ZFS also lets you replace smaller drives with larger drives and take advantage of the extra capacity. As long as you have one free space for the drive (bay, SATA port, etc.) the contents of the smaller drive are copied over, and then you remove the smaller drive. This is possible because of the dynamic stripe sizing used by the system.

ZFS can be administrated using only a few simple, easily understood commands. There are, of course, numerous options.

It would take a dozen articles to cover ZFS thoroughly, but those are some of the major highlights. To reiterate:

The Upsides of ZFS

Here are a few of the many upsides of ZFS.

  • 128 bits, scales to zetabytes
  • Functions as an advanced volume manager and file server
  • Tiered caching
  • Extraordinary data integrity features
  • Hot spares
  • Expandable pools

The Downsides of ZFS

As with everything, there are a few downsides as well.
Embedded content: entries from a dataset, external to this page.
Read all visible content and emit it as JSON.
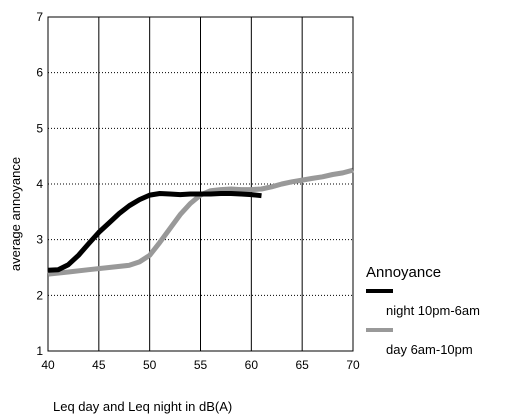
{
  "chart_data": {
    "type": "line",
    "title": "",
    "xlabel": "Leq day and Leq night in dB(A)",
    "ylabel": "average annoyance",
    "xlim": [
      40,
      70
    ],
    "ylim": [
      1,
      7
    ],
    "xticks": [
      40,
      45,
      50,
      55,
      60,
      65,
      70
    ],
    "yticks": [
      1,
      2,
      3,
      4,
      5,
      6,
      7
    ],
    "grid": true,
    "legend_title": "Annoyance",
    "legend_position": "right",
    "series": [
      {
        "name": "night 10pm-6am",
        "color": "#000000",
        "x": [
          40,
          41,
          42,
          43,
          44,
          45,
          46,
          47,
          48,
          49,
          50,
          51,
          52,
          53,
          54,
          55,
          56,
          57,
          58,
          59,
          60,
          61
        ],
        "y": [
          2.45,
          2.46,
          2.55,
          2.72,
          2.93,
          3.13,
          3.3,
          3.47,
          3.61,
          3.72,
          3.8,
          3.83,
          3.82,
          3.81,
          3.82,
          3.82,
          3.82,
          3.83,
          3.83,
          3.82,
          3.81,
          3.79
        ]
      },
      {
        "name": "day 6am-10pm",
        "color": "#999999",
        "x": [
          40,
          42,
          44,
          46,
          48,
          49,
          50,
          51,
          52,
          53,
          54,
          55,
          56,
          57,
          58,
          59,
          60,
          61,
          62,
          63,
          64,
          65,
          66,
          67,
          68,
          69,
          70
        ],
        "y": [
          2.38,
          2.42,
          2.46,
          2.5,
          2.54,
          2.6,
          2.72,
          2.95,
          3.2,
          3.45,
          3.65,
          3.8,
          3.88,
          3.9,
          3.91,
          3.9,
          3.9,
          3.91,
          3.95,
          4.0,
          4.04,
          4.07,
          4.1,
          4.13,
          4.17,
          4.2,
          4.25
        ]
      }
    ]
  }
}
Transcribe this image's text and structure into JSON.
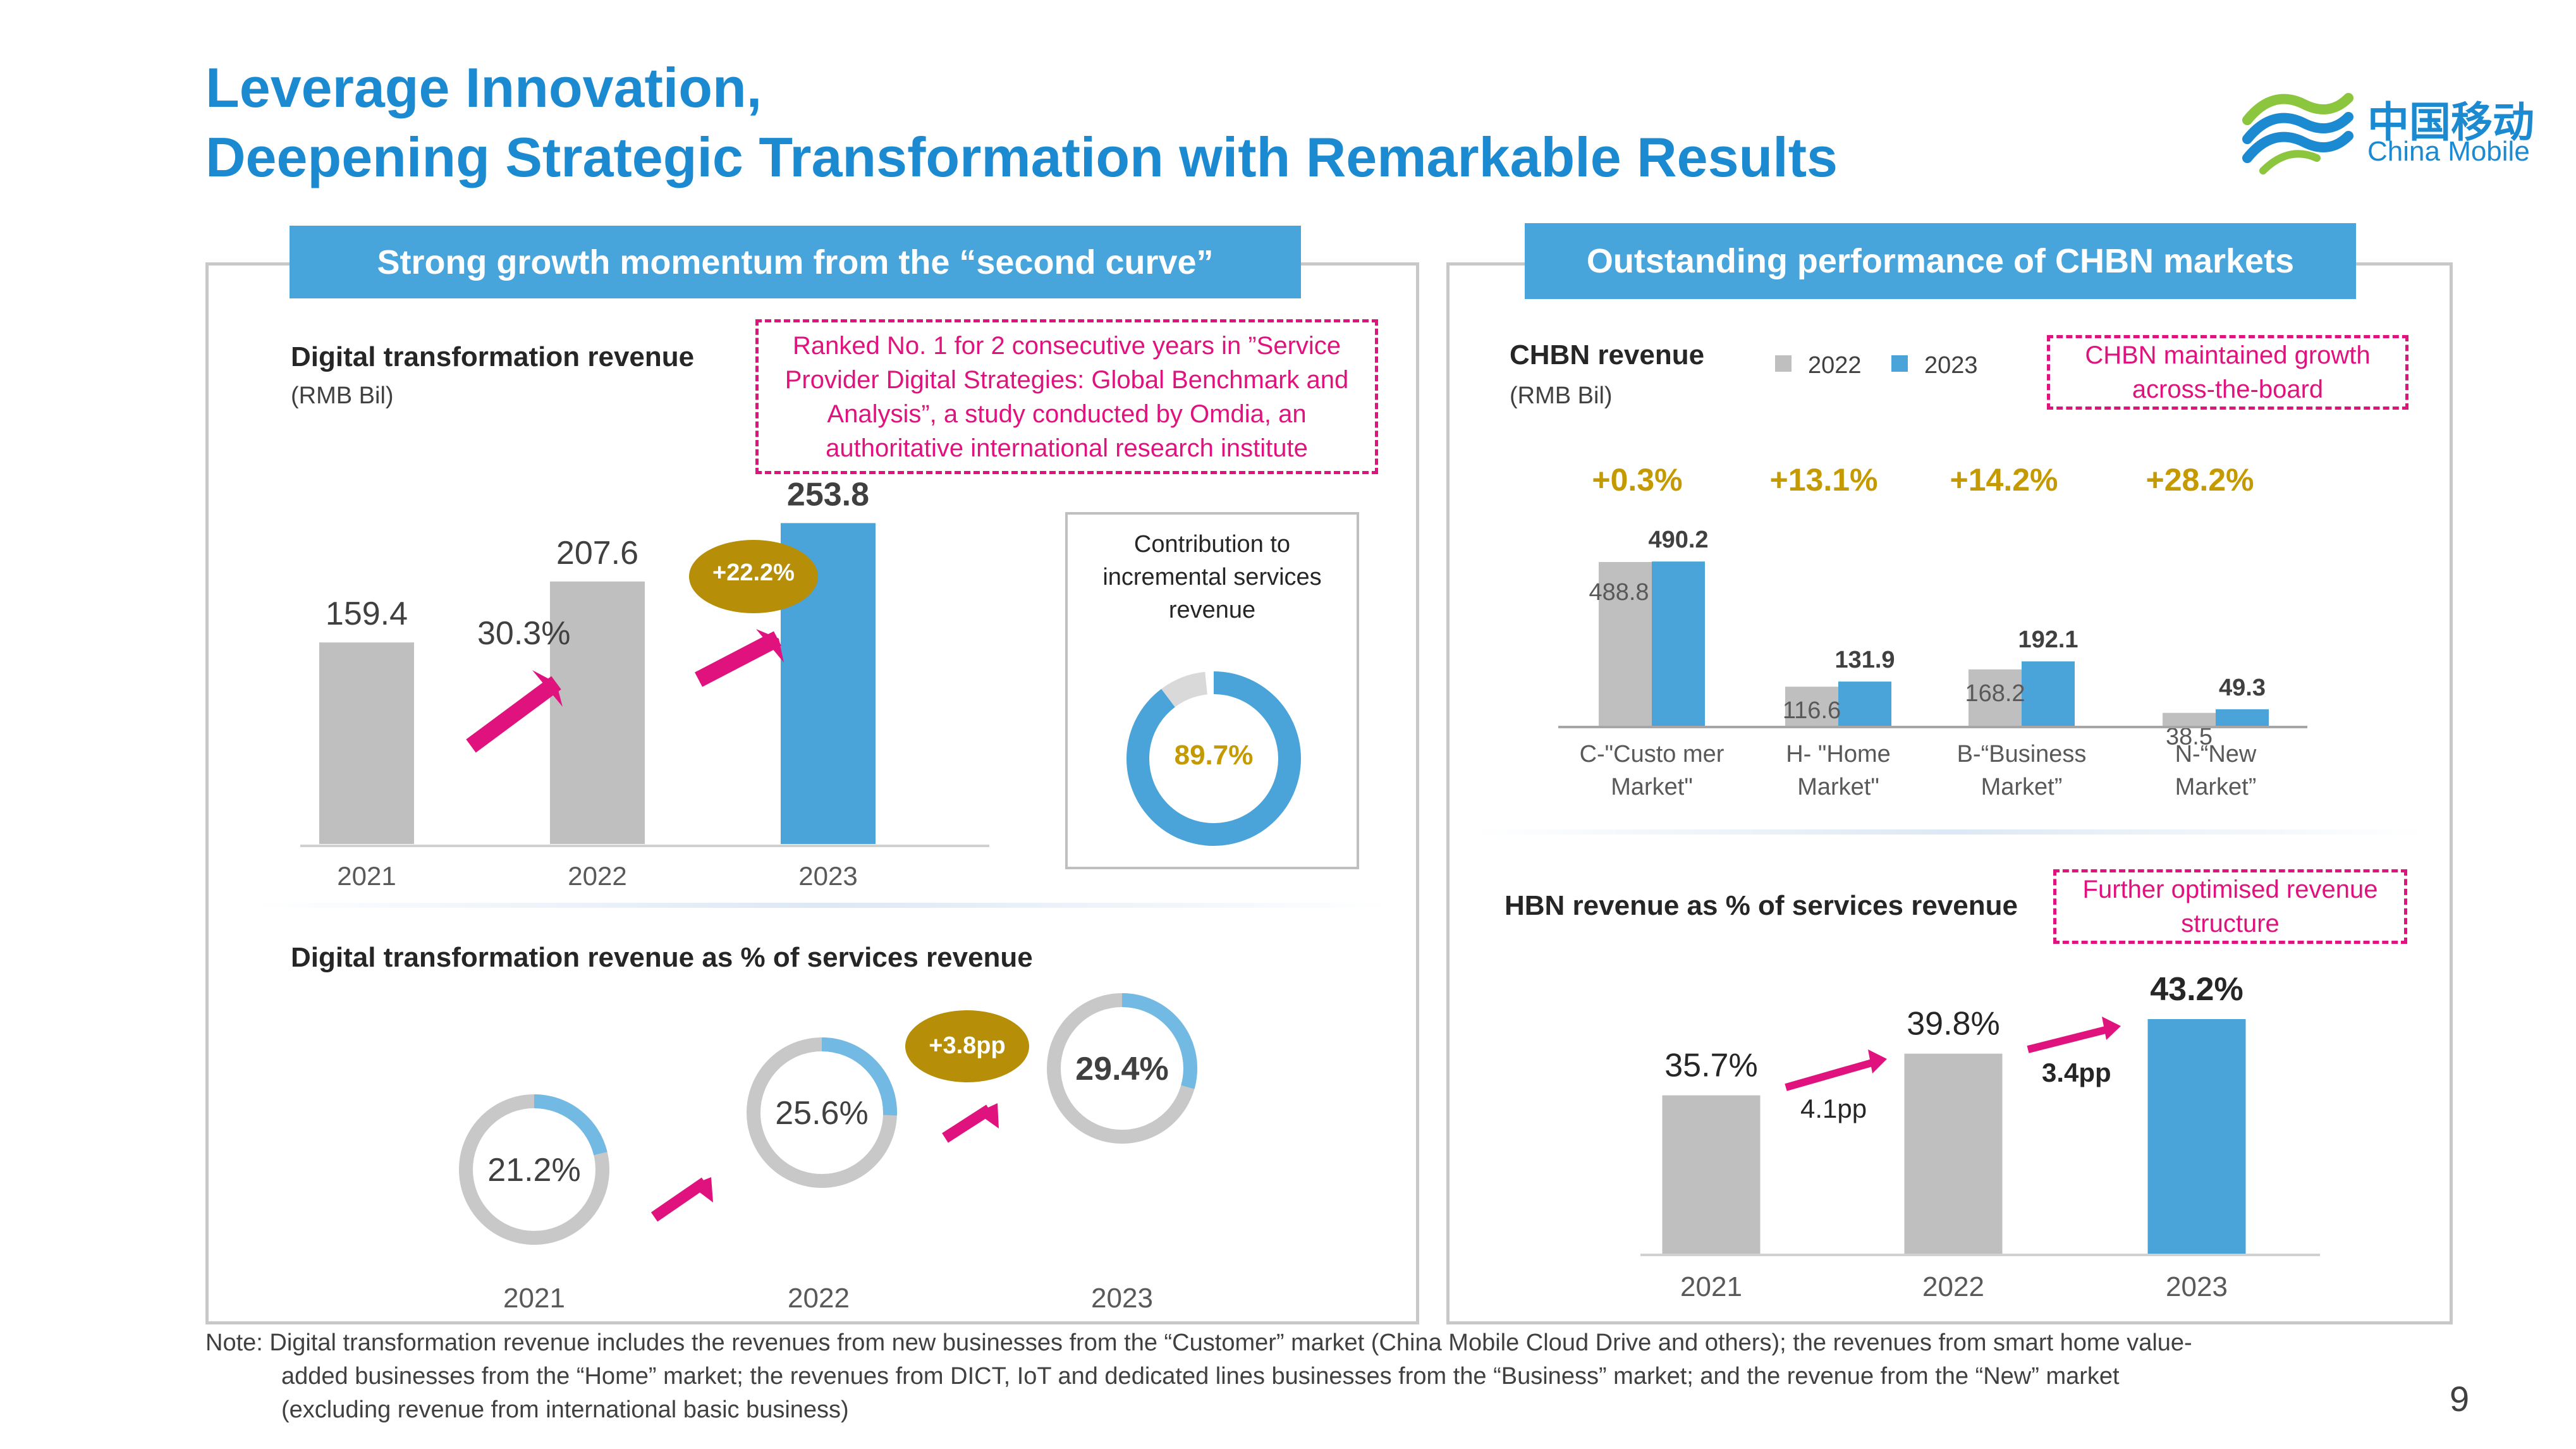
{
  "header": {
    "title_line1": "Leverage Innovation,",
    "title_line2": "Deepening Strategic Transformation with Remarkable Results",
    "logo_cn": "中国移动",
    "logo_en": "China Mobile"
  },
  "left_panel": {
    "banner": "Strong growth momentum from the “second curve”",
    "dt_title": "Digital transformation revenue",
    "dt_unit": "(RMB Bil)",
    "callout": "Ranked No. 1 for 2 consecutive years in ”Service Provider Digital Strategies: Global Benchmark and Analysis”, a study conducted by Omdia, an authoritative international research institute",
    "growth_2022": "30.3%",
    "growth_2023": "+22.2%",
    "contribution_title": "Contribution to incremental services revenue",
    "contribution_value": "89.7%",
    "pct_title": "Digital transformation revenue as % of services revenue",
    "pct_growth": "+3.8pp"
  },
  "right_panel": {
    "banner": "Outstanding performance of CHBN markets",
    "chbn_title": "CHBN revenue",
    "chbn_unit": "(RMB Bil)",
    "callout1": "CHBN maintained growth across-the-board",
    "growth_labels": [
      "+0.3%",
      "+13.1%",
      "+14.2%",
      "+28.2%"
    ],
    "hbn_title": "HBN revenue as % of services revenue",
    "callout2": "Further optimised revenue structure",
    "hbn_delta1": "4.1pp",
    "hbn_delta2": "3.4pp"
  },
  "footer": {
    "note_line1": "Note: Digital transformation revenue includes the revenues from new businesses from the “Customer” market (China Mobile Cloud Drive and others); the revenues from smart home value-",
    "note_line2": "added businesses from the “Home” market;  the revenues from DICT, IoT and dedicated lines businesses from the “Business” market; and the revenue from the “New” market",
    "note_line3": "(excluding revenue from international basic business)",
    "page_number": "9"
  },
  "colors": {
    "brand_blue": "#1b8ad0",
    "bar_blue": "#4aa4da",
    "bar_gray": "#bfbfbf",
    "magenta": "#e0137e",
    "gold": "#c49a00",
    "gold_badge": "#b78e08"
  },
  "chart_data": [
    {
      "type": "bar",
      "title": "Digital transformation revenue",
      "ylabel": "(RMB Bil)",
      "categories": [
        "2021",
        "2022",
        "2023"
      ],
      "values": [
        159.4,
        207.6,
        253.8
      ],
      "labels": [
        "159.4",
        "207.6",
        "253.8"
      ],
      "ylim": [
        0,
        270
      ]
    },
    {
      "type": "pie",
      "title": "Contribution to incremental services revenue",
      "values": [
        89.7,
        10.3
      ],
      "labels": [
        "89.7%",
        ""
      ]
    },
    {
      "type": "pie",
      "title": "Digital transformation revenue as % of services revenue",
      "categories": [
        "2021",
        "2022",
        "2023"
      ],
      "values": [
        21.2,
        25.6,
        29.4
      ],
      "labels": [
        "21.2%",
        "25.6%",
        "29.4%"
      ]
    },
    {
      "type": "bar",
      "title": "CHBN revenue",
      "ylabel": "(RMB Bil)",
      "categories": [
        "C-\"Customer Market\"",
        "H- \"Home Market\"",
        "B-“Business Market”",
        "N-“New Market”"
      ],
      "category_lines": [
        [
          "C-\"Custo mer",
          "Market\""
        ],
        [
          "H- \"Home",
          "Market\""
        ],
        [
          "B-“Business",
          "Market”"
        ],
        [
          "N-“New",
          "Market”"
        ]
      ],
      "series": [
        {
          "name": "2022",
          "values": [
            488.8,
            116.6,
            168.2,
            38.5
          ],
          "labels": [
            "488.8",
            "116.6",
            "168.2",
            "38.5"
          ]
        },
        {
          "name": "2023",
          "values": [
            490.2,
            131.9,
            192.1,
            49.3
          ],
          "labels": [
            "490.2",
            "131.9",
            "192.1",
            "49.3"
          ]
        }
      ],
      "legend": "top",
      "ylim": [
        0,
        520
      ]
    },
    {
      "type": "bar",
      "title": "HBN revenue as % of services revenue",
      "categories": [
        "2021",
        "2022",
        "2023"
      ],
      "values": [
        35.7,
        39.8,
        43.2
      ],
      "labels": [
        "35.7%",
        "39.8%",
        "43.2%"
      ],
      "ylim": [
        0,
        47
      ]
    }
  ]
}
  • Processor and memory intensive
  • Overkill for most end users
  • Write performance not ideal for sustained high-bandwidth tasks

When to Use ZFS

ZFS, as OpenZFS, is available for everything from FreeBSD to several flavors of Linux, to macOS and Windows. It’s most salient deployment in the consumer market is in FreeNAS. ZFS can be used with one or more drives, but it’s capabilities are best suited for multi-drive scenarios and large data sets.

The relatively slow write performance (depending on setup) might make it less suitable for bandwidth-intensive applications such as high-resolution video recording or editing. If you need a place to store that video safely after it’s edited, then you want ZFS.